NFL labor talks are in mediation. NBA labor talks are generally stuck.
Baseball is hoping to avoid those fates.
That's what union head Michael Weiner will tell players over the coming weeks, a process that started Monday when his spring training tour opened with a visit to the St. Louis Cardinals. Weiner laid out how the Major League Baseball Players Association is prepping for talks on the game's next collective bargaining agreement, with the current one set to expire in December.
"I know we're prepared to try to get it done. I'm confident that the ownership is prepared to try to get it done as well," Weiner said. "You don't know until you get to the table."

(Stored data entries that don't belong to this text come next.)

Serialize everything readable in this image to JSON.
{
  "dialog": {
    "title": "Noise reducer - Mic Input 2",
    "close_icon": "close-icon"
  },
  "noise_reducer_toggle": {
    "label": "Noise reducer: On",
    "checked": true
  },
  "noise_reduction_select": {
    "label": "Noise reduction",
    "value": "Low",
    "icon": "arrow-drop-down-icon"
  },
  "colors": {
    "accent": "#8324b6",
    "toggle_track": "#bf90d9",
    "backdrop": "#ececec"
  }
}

Weiner expects meetings about the next CBA to be held in both Florida and Arizona before the regular season opens. He acknowledged keeping track of the labor talks going on in football and basketball, noting they "conceivably could have an affect on our atmosphere."
The NFL's labor deal expires at the end of the day March 3, and the union fears that team owners will lock out players - and threaten the 2011 season. The NBA's deal expires June 30, and Commissioner David Stern ominously said at All-Star weekend that the sides there "have each expressed to the other our dissatisfaction with each other's proposals."
"You don't want to see a work stoppage anywhere," Weiner said, adding that the NFL and NBA unions have baseball's support.
He met with the Cardinals for about 90 minutes, his presentation often interrupted - to his liking - by questions, none of which he said caught him off-guard.
"What I'm talking about here is explaining what preparations have been done, different levels of player involvement, what our negotiating committee does, what our executive board does, what role the player membership has, how they can get information over the course of the year," Weiner said. "And then some of the mechanics of bargaining, where it takes place, all that."
Among the subjects Weiner discussed following the meeting:
- He said he would not expect the looming trials for home run king Barry Bonds (scheduled for March) and seven-time Cy Young Award winner Roger Clemens (scheduled for July) to cast a large pall over the 2011 season.